The Future of Television (video still), 2012

Jeremy Bailey
The Future of Television (video still), 2012
Video; 4 minutes 10 seconds
Installation view: Art in the Age of Anxiety, Sharjah Art Foundation, 2020
Courtesy of the artist and Pari Nadimi Gallery, Toronto
Photo: Danko Stjepanovic

Overview

Jeremy Bailey is a self-proclaimed ‘Famous New Media Artist’—an alter-ego he created after graduating from university—and he is also a podcaster and venture socialist. His work consists of all manner of performances in a variety of media, including video, software, websites and innovative inventions. Leading a design team at software company FreshBooks during the day, he makes videos and installations during the night to address the ways in which technology is changing how we see and connect with the world around us. He seeks to highlight society’s uncanny relationship to new technologies and embody the notion that even one software program or platform has the ability to cause a cultural or aesthetic revolution. Bailey’s performances are often humorous and captivating, and his video persona provides a lively, playful and eccentric play on macho tech industry arrogance.

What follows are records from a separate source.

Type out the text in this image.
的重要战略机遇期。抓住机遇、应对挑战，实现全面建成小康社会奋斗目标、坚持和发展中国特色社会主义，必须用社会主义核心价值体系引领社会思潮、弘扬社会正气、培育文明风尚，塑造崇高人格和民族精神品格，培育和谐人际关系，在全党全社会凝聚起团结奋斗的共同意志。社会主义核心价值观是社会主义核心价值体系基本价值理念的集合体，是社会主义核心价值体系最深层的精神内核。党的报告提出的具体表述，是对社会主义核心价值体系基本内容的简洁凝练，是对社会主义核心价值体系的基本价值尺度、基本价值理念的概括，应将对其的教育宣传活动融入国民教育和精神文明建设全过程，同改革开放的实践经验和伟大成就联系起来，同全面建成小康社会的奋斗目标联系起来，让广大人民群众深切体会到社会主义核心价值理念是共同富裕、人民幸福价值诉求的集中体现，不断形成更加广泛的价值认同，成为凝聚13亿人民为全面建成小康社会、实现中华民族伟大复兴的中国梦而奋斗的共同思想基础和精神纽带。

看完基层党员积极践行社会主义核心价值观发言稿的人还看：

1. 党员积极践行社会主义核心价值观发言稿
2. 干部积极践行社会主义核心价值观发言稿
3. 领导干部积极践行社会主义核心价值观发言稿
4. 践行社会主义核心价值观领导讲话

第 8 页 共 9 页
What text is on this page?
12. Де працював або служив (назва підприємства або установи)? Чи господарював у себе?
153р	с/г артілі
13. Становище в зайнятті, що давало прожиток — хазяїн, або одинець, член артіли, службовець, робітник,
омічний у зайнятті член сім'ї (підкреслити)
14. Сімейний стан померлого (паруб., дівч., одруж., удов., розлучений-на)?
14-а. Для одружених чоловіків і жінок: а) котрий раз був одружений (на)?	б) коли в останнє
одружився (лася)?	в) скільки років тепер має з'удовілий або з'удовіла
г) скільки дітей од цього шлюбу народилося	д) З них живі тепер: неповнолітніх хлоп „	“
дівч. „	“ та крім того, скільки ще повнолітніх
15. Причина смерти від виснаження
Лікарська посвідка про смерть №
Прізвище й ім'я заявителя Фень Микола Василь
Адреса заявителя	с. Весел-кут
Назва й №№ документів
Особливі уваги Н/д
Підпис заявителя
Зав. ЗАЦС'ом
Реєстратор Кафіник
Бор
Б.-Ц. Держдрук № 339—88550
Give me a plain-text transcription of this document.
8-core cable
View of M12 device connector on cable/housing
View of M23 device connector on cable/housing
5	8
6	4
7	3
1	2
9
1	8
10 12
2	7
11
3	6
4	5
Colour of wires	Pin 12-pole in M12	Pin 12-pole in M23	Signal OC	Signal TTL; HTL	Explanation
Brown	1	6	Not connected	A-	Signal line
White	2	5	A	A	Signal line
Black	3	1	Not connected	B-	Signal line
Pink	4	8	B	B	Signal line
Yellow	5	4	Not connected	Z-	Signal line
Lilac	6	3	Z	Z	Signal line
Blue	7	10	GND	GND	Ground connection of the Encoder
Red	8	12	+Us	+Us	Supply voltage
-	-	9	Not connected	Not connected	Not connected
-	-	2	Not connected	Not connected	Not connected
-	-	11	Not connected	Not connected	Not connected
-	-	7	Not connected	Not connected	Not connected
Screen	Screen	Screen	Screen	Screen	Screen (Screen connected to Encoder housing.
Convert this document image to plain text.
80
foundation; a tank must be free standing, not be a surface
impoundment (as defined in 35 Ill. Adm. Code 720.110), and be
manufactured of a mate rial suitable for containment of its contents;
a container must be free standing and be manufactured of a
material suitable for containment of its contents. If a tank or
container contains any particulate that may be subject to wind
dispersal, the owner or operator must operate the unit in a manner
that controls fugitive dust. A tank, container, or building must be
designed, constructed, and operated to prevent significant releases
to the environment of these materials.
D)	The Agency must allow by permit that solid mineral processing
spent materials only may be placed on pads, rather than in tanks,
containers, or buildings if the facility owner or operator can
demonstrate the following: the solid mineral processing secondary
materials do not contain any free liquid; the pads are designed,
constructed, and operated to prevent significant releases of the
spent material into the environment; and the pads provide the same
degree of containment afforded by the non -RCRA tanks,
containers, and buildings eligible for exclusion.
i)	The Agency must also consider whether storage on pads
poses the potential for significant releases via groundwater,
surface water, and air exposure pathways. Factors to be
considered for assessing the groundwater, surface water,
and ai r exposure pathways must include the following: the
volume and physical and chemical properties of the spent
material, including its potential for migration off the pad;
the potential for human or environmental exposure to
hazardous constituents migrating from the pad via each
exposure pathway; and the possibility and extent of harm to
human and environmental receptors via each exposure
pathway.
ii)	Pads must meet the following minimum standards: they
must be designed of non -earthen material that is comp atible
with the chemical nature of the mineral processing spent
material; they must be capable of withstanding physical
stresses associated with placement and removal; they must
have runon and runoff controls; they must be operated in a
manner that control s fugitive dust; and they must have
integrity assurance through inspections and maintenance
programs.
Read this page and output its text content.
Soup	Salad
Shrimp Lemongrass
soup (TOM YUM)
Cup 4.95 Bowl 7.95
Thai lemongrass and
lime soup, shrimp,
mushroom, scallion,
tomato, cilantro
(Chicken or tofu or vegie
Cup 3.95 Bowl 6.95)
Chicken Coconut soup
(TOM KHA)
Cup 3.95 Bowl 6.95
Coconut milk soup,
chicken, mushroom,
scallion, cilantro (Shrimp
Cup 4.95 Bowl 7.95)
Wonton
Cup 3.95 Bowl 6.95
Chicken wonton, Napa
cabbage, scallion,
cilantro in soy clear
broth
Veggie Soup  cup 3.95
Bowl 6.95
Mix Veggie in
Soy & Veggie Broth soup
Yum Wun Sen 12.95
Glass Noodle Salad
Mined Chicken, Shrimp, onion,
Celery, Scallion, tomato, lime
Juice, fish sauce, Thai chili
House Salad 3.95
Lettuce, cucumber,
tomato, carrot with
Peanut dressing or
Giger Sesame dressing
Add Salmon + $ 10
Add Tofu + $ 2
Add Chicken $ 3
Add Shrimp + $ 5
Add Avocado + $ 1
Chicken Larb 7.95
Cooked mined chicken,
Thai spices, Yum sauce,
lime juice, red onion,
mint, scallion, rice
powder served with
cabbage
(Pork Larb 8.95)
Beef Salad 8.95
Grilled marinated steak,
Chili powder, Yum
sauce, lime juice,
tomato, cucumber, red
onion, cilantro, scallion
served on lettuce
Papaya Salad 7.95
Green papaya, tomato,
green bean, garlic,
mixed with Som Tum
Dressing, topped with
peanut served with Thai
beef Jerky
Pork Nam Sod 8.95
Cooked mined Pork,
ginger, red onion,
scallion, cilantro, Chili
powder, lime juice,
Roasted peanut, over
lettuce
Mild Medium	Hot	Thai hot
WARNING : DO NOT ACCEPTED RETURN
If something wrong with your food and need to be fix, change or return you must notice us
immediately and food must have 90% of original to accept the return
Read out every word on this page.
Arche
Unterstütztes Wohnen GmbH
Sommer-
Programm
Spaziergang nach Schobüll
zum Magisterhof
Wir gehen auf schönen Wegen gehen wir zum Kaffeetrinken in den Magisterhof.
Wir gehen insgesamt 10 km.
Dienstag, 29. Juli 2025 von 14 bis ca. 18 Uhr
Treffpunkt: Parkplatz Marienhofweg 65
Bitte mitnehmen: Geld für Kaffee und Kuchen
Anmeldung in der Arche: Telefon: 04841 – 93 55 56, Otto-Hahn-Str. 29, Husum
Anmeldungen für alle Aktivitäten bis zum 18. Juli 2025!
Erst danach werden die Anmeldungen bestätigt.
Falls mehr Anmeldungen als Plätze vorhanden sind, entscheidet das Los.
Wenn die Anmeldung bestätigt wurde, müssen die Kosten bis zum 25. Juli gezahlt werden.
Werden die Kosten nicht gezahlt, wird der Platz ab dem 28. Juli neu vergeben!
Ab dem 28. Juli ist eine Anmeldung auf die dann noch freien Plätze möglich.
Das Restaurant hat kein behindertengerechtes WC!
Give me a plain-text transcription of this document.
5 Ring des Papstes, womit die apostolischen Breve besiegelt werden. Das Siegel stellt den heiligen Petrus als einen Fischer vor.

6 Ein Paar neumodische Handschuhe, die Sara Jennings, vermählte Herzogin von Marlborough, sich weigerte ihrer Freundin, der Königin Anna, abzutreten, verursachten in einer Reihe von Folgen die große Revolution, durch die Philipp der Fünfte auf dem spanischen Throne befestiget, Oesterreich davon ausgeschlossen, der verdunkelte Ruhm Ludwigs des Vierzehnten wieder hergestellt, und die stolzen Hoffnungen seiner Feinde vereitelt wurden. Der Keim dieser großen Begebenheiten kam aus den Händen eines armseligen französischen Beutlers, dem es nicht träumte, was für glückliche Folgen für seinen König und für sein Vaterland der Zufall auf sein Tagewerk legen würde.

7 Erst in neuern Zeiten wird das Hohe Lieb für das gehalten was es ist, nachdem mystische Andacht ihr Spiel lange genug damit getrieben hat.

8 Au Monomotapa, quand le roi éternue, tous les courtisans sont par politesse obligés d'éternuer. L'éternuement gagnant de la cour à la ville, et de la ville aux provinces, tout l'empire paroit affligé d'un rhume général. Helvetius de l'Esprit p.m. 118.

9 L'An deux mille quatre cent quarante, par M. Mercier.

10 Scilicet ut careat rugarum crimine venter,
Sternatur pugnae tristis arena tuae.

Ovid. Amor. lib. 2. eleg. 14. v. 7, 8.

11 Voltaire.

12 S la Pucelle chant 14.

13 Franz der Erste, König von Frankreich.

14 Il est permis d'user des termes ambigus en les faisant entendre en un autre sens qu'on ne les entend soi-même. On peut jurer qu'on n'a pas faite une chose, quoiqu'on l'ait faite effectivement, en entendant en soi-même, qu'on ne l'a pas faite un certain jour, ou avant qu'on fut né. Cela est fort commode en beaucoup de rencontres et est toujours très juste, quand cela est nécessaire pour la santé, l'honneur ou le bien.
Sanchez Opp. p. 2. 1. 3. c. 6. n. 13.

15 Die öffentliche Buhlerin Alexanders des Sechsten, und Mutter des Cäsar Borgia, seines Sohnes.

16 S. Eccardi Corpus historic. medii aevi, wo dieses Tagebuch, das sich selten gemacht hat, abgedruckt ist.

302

For this exhibition, Bailey appears as the ‘Famous New Media Artist’ in two recorded video performances: The Future of Television (2012) and Nail Art Museum (2014). In The Future of Television, he proposes a new artificially intelligent means to access television. In the future as he imagines it, screens would be embedded in our faces, with content determined by our mood and controlled through certain facial movements, such as raising the eyebrows or smiling. In Nail Art Museum (2014), Bailey invents a new augmented reality software that allows him to curate and host exhibitions—from Renaissance to contemporary art—on his fingernails at the click of an imaginary button. His works raise the pertinent question of whether his performances are comedy sketches or our future reality.

Both The Future of Television (2012) and The Nail Art Museum (2014) were commissioned by Omar Kholeif, the former for the symposium The Future Is Now: Media Arts, Performance and Identity after Nam June Paik, Tate Liverpool, and the latter for ICA, London.